First aid for ankle sprains
The principles of ankle sprain treatment are easily summed up with the acronym PRICE. Some people prefer the acronym POLICE where Optimal Loading is substituted for Rest. This addresses the confusion around the meaning of Rest which some people interpret as meaning complete immobilisation.
Rest or Optimal Loading
This is intended to prevent further injury and might simply mean stopping your activity. It may also involve the use of crutches or a cam walker in the early stages to prevent movement which would further damage the injured ligaments.
The “4 step test” will guide you as to the type of protection needed. If you cannot take 4 steps on the injured foot then you need professional help and investigation, plus protection with crutches and a cam walker device.
Rest / Optimal Loading
Depending on the severity of the sprain, this might
mean using crutches for partial weight bearing, or simply limiting your activity to that which is not painful, but still beneficial to healing.
In the first three days use an ice pack wrapped in a damp towel on the area every 3 hours for no more than 20 minutes.

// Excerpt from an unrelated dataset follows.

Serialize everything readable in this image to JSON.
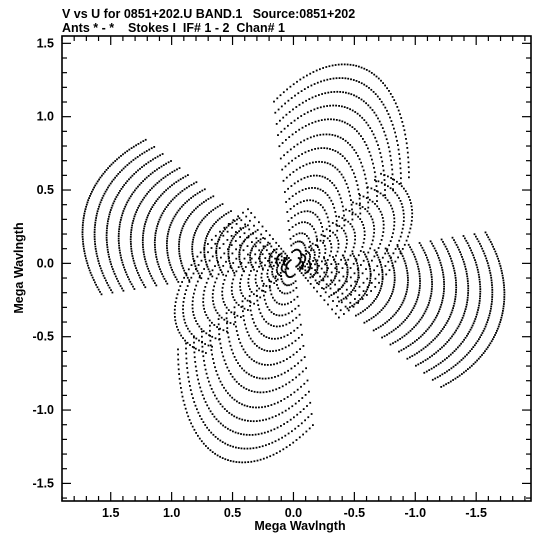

Take care if you have diabetes or circulation problems in your legs, that you do not cause a freeze burn or tissue damage.
Applying an elastic bandage or mild compression garment from the toes to above the ankle will help in managing swelling. Care must be taken to ensure that circulation is not restricted. The bandage can be loosened if it feels too tight.
When seated elevate your foot and leg so that it is not hanging down below your hip. This will assist in reducing swelling, and allow blood flow in the area.
Other advice after this type of injury is to avoid HARM
Heat Alcohol Re Injury Massage
Heat alcohol and massage will all affect blood flow in the area, and may interfere with natural healing processes. Re Injury refers back to protection and rest or optimal loading. Doing too much too soon may not be ideal.
An over the counter anti-inflammatory medicine like ibuprofen may help to reduce swelling and inflammation. Be careful that you avoid Re Injury and continue with Rest /Optimal Loading after using this type of medicine. You might feel better, but the ligament still needs to heal.
Recovery from Sprained Ankle
You should start with gentle non-weightbearing exercises, circling your ankle and “writing your name” with your foot. (imagine your big toe is a pencil, and move your ankle to write your name in mid air).
Sitting , use a towel to pull your foot towards you. This will help to stretch the tendons and maintain joint mobility. You may also push your foot back against the towel to work your calf muscles.
Once you are able, gentle weightbearing exercises and walking will help maintain strength. Try balancing on the injured foot for at least 10 seconds.
You should be able to walk normally before you attempt running, and should avoid high impact activities for at least four weeks. Using an ankle brace may assist you to get back to normal activities sooner.
The ankle brace should prevent the ankle from rolling in the direction that caused the sprain.